A division bench of the Sindh High Court in Karachi issued notices on Friday to the deputy commissioner and the Mukhtiarkar of Korangi, the Karachi commissioner, the Sindh chief secretary and a Board of Revenue Sindh member during a hearing of a constitutional petition filed by Jinnah Foundation through its Managing Trustee, Liaquat H. Merchant.
Jinnah Foundation is a registered trust established in memory of Quaid-e-Azam Muhammad Ali Jinnah. It runs a school in Bhitai Colony, Korangi Crossing, from Montessori to Matriculation having 1,400 students and 100 teachers was threatened with coercive action and demolition by the Korangi Mukhtiarkar in spite of establishing ownership and lawful use.
The high court passed the stay order restraining the respondents from interfering in the running of the school and from taking any coercive action against it, pending further hearing and orders by the high court.

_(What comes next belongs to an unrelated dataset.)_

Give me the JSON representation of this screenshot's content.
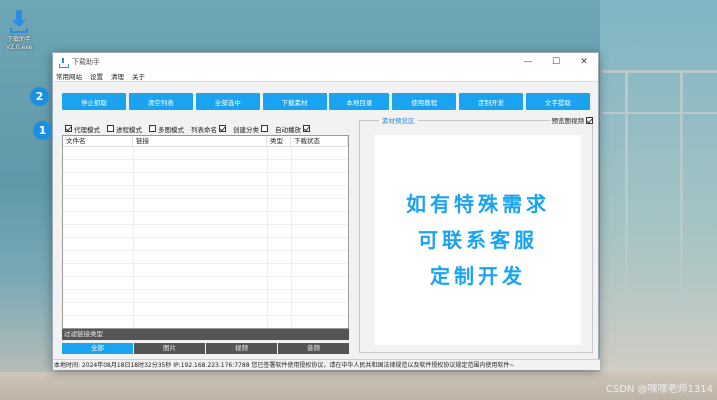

The constitutional petition will now be heard further on December 14, 2018.
A similar unauthorised and unlawful action was taken by the deputy commissioner in 2014 when all the boundary walls around Jinnah Foundation were demolished, thereby exposing the female students and 100 female teachers to outside elements which also jeopardised the security of the school, its students and its teachers.

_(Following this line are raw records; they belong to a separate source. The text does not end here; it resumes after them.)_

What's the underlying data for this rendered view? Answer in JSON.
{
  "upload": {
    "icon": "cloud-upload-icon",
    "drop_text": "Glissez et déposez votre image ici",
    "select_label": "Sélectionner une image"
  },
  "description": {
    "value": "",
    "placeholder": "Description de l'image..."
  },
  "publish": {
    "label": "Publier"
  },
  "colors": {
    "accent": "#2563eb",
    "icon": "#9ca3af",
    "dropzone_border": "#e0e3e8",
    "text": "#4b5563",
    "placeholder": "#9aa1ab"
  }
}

The boundary walls were rebuilt later by Jinnah Foundation at a considerable cost and now similar coercive action was threatened in spite of Jinnah Foundation being the lawful owner of four plots of land and four school buildings constructed thereon in accordance with building plans approved by Korangi Cantonment Board and permission being accorded for use of the small open area in front of the school as a play area for 1,400 students for which a boundary wall was necessary to prevent outside elements for encroaching into the school and breaching security of the students and teachers.
Permission for boundary walls was accorded by Korangi’s assistant commissioner. After the attack on the Army Public School in Peshawar in 2014, the Sindh Home Department and the Sindh Education Department directed all schools to raise their boundary walls up to 12 feet, install CCTV cameras and employ security guards.
These orders were complied with by Jinnah Foundation and the present action threatened by the Mukhtiarkar and the deputy commissioner runs contrary to the established policy of the Sindh government.